Nogmaals, het moge duidelijk zijn dat de VSB de bal aan het rollen kan brengen, maar op den duur uit beeld zal moeten komen, omdat wetgeving volgens een bepaald proces gaat. Uiteindelijk zullen de Raad van Ministers, de Staatsraad en de DNA-leden de laatste stem hebben. We weten dat in het algemeen het bedrijfsleven niet happy is met verplichtingen die men van de Staat opgelegd krijgt. Er worden dan allerlei redenen opgeworpen waarom de regering niet in de positie is om verplichtingen aan de bedrijven op te leggen.
Ordening en standaardisering van de sector betreffen niets anders dan het opleggen van vereisten aan de sector via wetgeving. En hoever die vereisten zullen gaan is niet in handen van de VSB, dus het zal uiteindelijk leiden tot ontevredenheid.

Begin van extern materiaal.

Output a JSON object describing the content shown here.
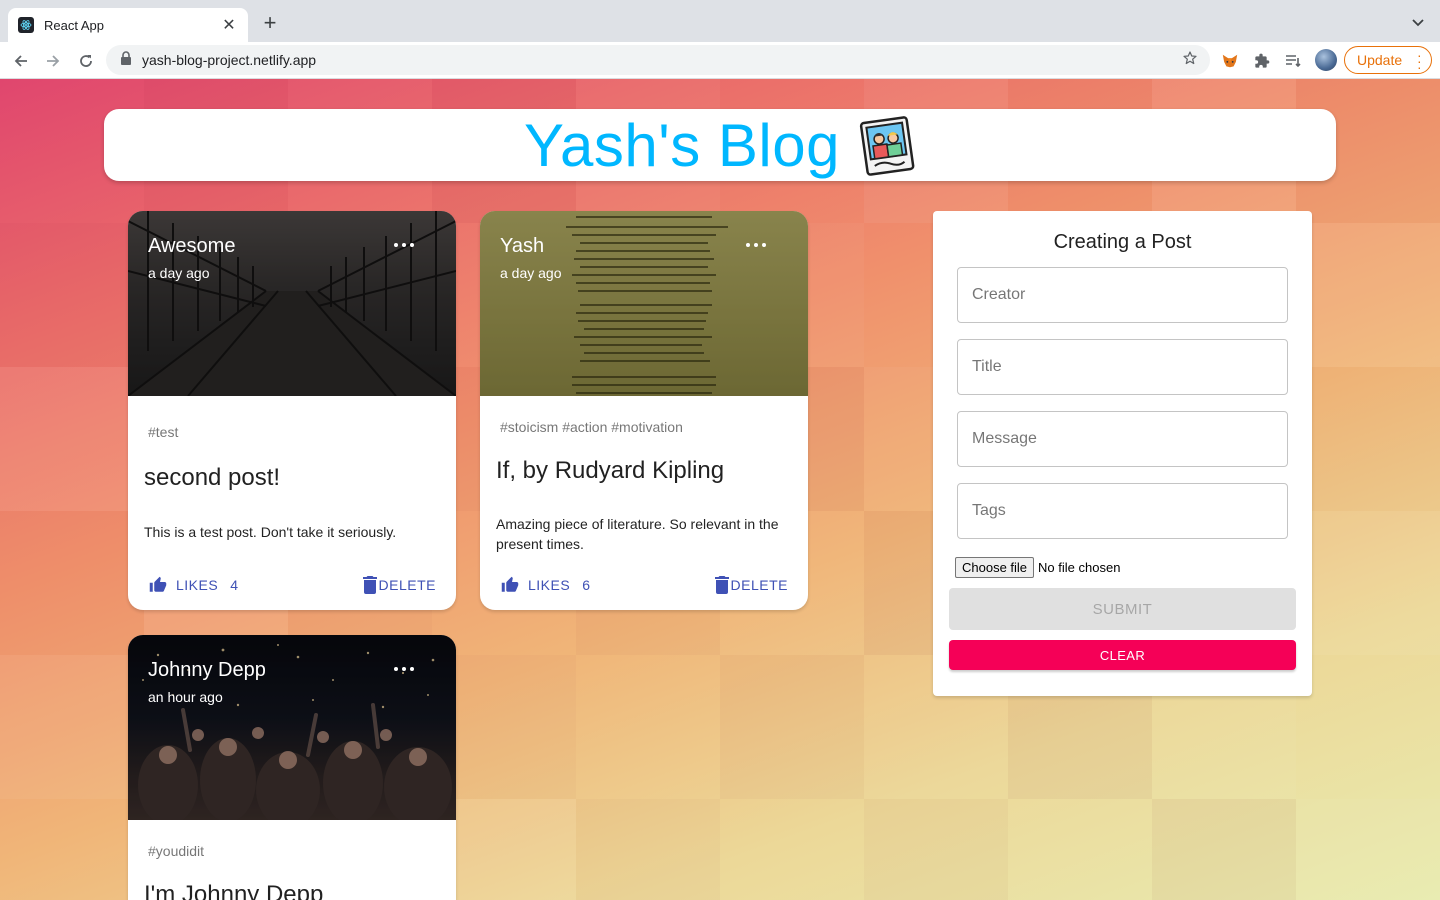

Ten slotte willen we benadrukken dat er ISO standaarden zijn voor security bedrijven. Ook is er de International Code of Conduct for Private Security Service Providers (ICoC) waaruit kan worden geput voor de wetgeving. Een andere standaard is de ‘UN Compilation Of Good Practices on Legal and Institutional Frameworks and Measures That Ensure Respect For Human Rights by Intelligence Agencies while Countering Terrorism’. Ook kan er geput worden uit EU-richtlijnen van de Europese Commissie. We hopen dat het nu aan JusPol wel lukt om weloverwogen en zonder en partijdige insteek te komen tot wet en regelgeving voor de security sector. Deze wetgeving is van belang als de regering de security sector als plan B wil inzetten bij eventuele noodzaak en calamiteiten.